What the DoW appears not to have considered — or considered and dismissed — is that the constraints it wants removed exist for reasons that go beyond corporate liability management. As autonomous AI systems move deeper into critical infrastructure, writing code, advising commanders, operating as weapons platforms, the question of who sets their ethical guardrails stops being a procurement issue and becomes something more fundamental. Patel invokes Stanislav Petrov, the Soviet officer who overrode an automated launch order, as a template for why AI systems retaining moral constraints are a feature rather than a liability. The analogy holds, though it undersells the scale problem: Petrov was one man making one decision. AI systems running across thousands of military applications will face analogous calls constantly, with no individual accountable for the outcome.
The odds Patel cites for the DoW's designation holding — 19%, sourced from prediction markets — are worth noting as an informed market signal, not treated as settled probability. What's more revealing is the gap between that number and the gravity of the precedent being contested. Even if the designation is overturned, the episode has already demonstrated that a government agency will attempt this kind of coercion. Other labs are watching. The implicit message to any AI company with safety constraints is clear: they're negotiable, under sufficient pressure.

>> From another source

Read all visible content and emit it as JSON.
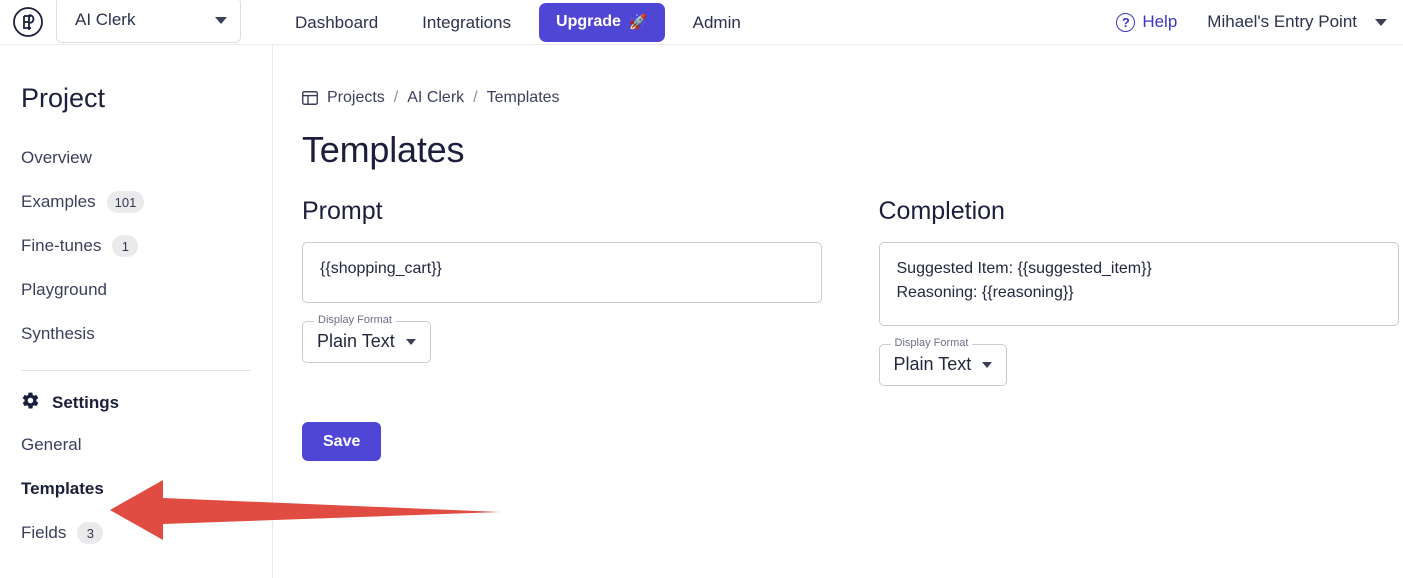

Patel closes by pointing at the China framing — if the US is in a race against an authoritarian system that tolerates no private refusal of state power, coercing Anthropic imports the very principle it claims to be racing against. That's a clean rhetorical move, and accurate as far as it goes. But the more immediate problem isn't ideological coherence. It's that once safety constraints become subject to government override, the market incentive to build them in the first place collapses. Why invest in ethical architecture if it becomes a liability in your next defense contract negotiation? The DoW may believe it's solving a vendor-dependency problem. It's actually dismantling the commercial logic that makes AI safety constraints viable at all.